Being Late Jokes – Short Funny fooce Jokes, Late for Meeting jokes, Being Late Jokes, office jokes, Funny Excuses jokes
1. I most likely will not be coming in today, I’ve spent my last dime playing online bingo and I don’t have any money left for the bus ride. I’ll try to win it back today while I’m off!
2. You should have told me to be here on time.
3. I won’t be in to work today on time. My brain is full.
4. I super-glued my eye thinking it was contact solution.
5. When I got up this morning, I took two Ex-Lax tablets in addition to my Prozac. I can’t get off the commode, but I feel really good about it.
6. That’s all right, it’s not my fault; all I need is some more training.
7. I got locked in my trunk by my son.
8. They’re always ringing the bell before I get there.
9. I saw a sign that read School Ahead. Go Slow., so I did.
10. My watch was set to Tokyo time.
11. I had to feed my pet piranha.
12. My alarm clock kept going off while I was asleep.
13. Sorry–usually my punctuation skills are excellent.
14. I was dreaming about a b-ball game, and it went into overtime.
15. I’M on time–everyone else is early.
16. I told you if i wasn’t here, you should go ahead and start without me.
17. What? I thought this place was open until three thirty!
18. I won’t be coming in to work today. My wife informed me that she is going to conceive today, and I really want to be there when it happens.
19. I was abducted by aliens. After being transported to the mother ship, the aliens decided not to suck out my brains. They sent me back home.
20. I put some miracle grow on my chia pet last night and this morning….well, have you ever seen The Day of the Triffids?
21. I am stuck in the blood pressure machine down at the Food Giant.
22. My car ran out of gas on the way to work. I had to push it to a gas station. I think I got a stomach hernia and I have to go to see a doctor.
23. My heat was shut off so I had to stay home to keep my snake warm.
24. Do you know how long it takes to give a dollar to every Santa you see?
25. I can’t come to work today because my cat is very lonely and stressed out. If I don’t spend some quality time with him, he will keep peeing on the furniture!
26. I’m late because my dad was punishing my younger brother. He was beating him with my shoes.
27. I won’t be able to be at work next week . Me and the Mrs. are trying for a baby and the doc says next week is our best chance.
28. My dog died and I had to take him to the vet to get cremated.
29. The line was too long at Starbucks.
30. I was up all night arguing with God.
31. I just found out that I was switched at birth. Legally, I shouldn’t come to work knowing my employee records may now contain false information.

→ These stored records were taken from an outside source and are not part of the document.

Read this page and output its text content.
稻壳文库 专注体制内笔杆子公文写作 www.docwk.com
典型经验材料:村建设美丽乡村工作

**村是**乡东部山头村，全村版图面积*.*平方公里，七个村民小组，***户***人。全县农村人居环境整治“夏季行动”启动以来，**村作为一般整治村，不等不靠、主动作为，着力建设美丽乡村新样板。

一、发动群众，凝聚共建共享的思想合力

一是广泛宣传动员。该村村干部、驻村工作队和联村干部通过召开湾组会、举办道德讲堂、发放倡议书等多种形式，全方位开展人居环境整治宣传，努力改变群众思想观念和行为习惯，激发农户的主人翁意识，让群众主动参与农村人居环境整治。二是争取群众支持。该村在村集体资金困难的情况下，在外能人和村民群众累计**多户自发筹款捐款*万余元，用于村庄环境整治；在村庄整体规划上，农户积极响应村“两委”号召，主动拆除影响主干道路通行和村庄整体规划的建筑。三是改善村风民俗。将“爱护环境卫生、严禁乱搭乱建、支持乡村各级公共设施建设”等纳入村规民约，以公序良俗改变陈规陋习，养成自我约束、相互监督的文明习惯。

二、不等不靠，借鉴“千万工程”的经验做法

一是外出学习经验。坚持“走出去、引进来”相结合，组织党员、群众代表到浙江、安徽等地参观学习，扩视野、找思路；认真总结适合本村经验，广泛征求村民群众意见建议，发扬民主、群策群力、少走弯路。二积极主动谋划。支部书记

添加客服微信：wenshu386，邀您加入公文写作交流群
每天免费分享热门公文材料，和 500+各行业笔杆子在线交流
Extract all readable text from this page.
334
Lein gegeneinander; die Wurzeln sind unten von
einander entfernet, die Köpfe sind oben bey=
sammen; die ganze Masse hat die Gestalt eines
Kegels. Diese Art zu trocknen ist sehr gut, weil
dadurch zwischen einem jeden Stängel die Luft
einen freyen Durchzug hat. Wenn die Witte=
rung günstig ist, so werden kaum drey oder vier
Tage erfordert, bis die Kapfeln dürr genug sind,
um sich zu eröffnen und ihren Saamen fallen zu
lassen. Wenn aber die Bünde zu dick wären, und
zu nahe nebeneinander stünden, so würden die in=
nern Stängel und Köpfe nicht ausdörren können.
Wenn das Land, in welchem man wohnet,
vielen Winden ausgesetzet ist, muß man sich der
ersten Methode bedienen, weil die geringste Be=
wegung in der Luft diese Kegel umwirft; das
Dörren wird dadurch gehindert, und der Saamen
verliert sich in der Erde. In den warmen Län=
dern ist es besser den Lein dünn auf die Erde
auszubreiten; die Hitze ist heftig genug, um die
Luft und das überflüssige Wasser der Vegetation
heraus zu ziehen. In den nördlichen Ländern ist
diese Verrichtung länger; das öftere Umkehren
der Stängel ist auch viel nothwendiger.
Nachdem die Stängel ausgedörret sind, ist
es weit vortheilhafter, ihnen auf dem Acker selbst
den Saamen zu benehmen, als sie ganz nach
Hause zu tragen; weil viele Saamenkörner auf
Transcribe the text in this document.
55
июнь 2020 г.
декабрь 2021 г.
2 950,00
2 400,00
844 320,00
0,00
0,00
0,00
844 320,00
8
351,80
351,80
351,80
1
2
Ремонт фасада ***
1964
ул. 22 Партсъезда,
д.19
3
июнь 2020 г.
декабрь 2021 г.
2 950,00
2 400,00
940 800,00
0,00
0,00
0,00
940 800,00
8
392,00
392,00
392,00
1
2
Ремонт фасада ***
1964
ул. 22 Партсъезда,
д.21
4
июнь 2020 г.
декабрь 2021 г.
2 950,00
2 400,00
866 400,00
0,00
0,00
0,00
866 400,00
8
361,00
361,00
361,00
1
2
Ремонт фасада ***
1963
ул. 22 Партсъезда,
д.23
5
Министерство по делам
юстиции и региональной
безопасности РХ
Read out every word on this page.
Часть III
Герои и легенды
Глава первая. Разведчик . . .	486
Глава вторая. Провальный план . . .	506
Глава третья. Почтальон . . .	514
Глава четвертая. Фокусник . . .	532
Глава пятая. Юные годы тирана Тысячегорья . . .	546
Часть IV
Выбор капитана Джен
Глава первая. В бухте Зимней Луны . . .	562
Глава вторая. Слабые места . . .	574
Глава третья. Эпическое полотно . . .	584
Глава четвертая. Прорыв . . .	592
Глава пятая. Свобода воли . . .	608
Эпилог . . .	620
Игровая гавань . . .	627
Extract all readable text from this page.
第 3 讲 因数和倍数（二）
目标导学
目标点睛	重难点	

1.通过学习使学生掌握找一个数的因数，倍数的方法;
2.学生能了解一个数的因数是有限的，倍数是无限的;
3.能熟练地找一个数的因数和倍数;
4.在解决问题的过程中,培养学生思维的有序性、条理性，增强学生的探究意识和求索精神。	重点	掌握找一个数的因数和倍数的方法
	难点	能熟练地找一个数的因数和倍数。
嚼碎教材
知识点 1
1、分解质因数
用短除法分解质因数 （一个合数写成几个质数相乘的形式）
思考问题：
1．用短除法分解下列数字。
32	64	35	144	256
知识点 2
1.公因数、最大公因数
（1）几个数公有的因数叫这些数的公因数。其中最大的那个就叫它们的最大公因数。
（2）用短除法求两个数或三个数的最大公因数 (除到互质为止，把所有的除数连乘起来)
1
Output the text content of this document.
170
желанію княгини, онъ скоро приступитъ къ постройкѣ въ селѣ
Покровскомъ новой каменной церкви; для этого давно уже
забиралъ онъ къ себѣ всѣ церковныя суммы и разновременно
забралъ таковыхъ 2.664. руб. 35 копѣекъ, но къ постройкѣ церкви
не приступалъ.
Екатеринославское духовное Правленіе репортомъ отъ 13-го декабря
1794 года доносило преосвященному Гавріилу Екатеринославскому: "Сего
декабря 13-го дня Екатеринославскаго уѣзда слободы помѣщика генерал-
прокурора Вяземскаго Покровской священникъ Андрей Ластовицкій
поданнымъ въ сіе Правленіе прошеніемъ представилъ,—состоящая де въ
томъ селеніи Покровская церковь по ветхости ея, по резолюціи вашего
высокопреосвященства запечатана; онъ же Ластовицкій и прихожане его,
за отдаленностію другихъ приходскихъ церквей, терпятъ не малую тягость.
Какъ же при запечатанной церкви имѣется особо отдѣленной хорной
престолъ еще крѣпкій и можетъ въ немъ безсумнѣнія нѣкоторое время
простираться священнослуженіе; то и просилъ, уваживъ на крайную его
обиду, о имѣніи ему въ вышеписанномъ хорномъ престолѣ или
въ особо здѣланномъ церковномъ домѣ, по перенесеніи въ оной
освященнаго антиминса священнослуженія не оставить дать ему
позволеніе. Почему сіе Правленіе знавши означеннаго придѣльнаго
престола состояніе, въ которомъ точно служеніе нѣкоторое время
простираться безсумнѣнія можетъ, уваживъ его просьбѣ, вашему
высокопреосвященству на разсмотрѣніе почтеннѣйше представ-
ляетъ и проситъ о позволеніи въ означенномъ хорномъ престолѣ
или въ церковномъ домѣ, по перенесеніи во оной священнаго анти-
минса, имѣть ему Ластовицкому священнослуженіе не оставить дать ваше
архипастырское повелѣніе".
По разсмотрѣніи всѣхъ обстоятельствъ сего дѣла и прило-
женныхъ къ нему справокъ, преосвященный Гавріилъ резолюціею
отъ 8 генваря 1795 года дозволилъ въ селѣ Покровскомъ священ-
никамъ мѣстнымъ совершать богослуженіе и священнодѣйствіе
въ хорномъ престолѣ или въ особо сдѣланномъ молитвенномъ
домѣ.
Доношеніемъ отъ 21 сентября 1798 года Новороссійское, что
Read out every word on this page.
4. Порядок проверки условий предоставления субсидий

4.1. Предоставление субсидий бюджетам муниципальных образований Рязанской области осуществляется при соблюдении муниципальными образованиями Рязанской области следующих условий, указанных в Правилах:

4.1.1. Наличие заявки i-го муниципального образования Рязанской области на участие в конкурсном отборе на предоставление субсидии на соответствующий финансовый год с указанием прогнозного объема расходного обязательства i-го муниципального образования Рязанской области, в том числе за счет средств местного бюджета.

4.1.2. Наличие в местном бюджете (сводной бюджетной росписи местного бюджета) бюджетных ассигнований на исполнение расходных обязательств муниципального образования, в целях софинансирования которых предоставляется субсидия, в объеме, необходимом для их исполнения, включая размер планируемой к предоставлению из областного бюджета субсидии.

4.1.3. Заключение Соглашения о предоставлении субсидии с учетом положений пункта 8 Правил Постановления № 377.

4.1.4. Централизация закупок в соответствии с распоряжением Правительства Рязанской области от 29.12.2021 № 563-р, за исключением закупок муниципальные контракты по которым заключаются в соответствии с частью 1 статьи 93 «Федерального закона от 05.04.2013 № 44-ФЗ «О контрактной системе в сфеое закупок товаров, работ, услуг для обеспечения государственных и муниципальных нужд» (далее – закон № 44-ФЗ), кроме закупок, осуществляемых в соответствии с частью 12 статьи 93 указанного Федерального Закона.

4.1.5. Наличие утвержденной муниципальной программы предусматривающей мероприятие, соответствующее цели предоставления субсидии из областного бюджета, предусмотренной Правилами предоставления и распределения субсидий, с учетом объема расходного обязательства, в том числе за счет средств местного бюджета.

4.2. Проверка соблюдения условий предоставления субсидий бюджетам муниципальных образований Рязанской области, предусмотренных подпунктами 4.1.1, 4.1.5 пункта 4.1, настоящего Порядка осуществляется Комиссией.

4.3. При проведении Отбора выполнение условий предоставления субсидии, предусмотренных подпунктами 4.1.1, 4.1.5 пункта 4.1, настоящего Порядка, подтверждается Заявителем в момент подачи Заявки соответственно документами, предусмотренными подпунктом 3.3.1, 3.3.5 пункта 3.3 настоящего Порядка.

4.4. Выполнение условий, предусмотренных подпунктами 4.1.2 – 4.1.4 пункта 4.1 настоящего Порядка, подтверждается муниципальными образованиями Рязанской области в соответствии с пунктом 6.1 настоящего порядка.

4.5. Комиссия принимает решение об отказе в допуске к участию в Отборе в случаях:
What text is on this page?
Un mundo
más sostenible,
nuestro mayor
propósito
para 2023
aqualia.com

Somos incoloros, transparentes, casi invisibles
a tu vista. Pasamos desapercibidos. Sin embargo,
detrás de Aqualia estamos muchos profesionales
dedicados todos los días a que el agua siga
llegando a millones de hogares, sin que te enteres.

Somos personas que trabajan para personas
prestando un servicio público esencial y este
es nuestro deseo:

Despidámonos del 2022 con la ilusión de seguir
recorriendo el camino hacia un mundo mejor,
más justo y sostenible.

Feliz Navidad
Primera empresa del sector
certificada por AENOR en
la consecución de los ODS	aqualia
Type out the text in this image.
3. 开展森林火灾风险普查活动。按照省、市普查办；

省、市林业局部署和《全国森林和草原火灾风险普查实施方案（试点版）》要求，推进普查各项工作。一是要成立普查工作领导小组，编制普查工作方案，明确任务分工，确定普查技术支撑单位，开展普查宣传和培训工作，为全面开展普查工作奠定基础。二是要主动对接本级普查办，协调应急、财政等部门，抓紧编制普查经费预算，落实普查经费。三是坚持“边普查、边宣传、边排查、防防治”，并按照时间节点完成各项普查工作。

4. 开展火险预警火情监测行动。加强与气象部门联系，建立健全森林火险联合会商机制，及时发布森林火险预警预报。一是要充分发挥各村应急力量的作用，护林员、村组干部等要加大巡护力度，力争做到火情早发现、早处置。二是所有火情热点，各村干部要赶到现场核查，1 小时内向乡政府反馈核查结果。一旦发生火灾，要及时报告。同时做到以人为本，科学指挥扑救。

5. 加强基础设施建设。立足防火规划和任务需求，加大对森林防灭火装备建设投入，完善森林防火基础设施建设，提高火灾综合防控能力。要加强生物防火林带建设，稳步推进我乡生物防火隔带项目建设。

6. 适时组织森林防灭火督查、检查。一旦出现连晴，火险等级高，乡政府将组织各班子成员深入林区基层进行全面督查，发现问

32. I had to feed my pet piranha.
33. I wasn’t thinking and accidentally went to my old job.
34. I was taking a telephone survey and lost track of the time.
35. I saw a fire truck as I was coming to work and went home to make sure my house wasn’t on fire.
36. I tried to catch the newspaper from the paperboy and the car keys flew out of my hand and over into the bushes, so, I had to search for 20 minutes just to find them.
37. I was losing my mind this morning. It took me a half hour to find it.
38. It’s all Obama’s fault. He’s responsible for everything that is going wrong in the world. At least that’s what my dad tells me. You wouldn’t want to disagree with my dad. He’s six feet tall and weighs two hundred forty pounds. He’d pound you for sure.
39. My husband thinks it’s funny to hide my car keys before he goes to work.
40. I’ve used up all of my sick days so I’m calling in dead.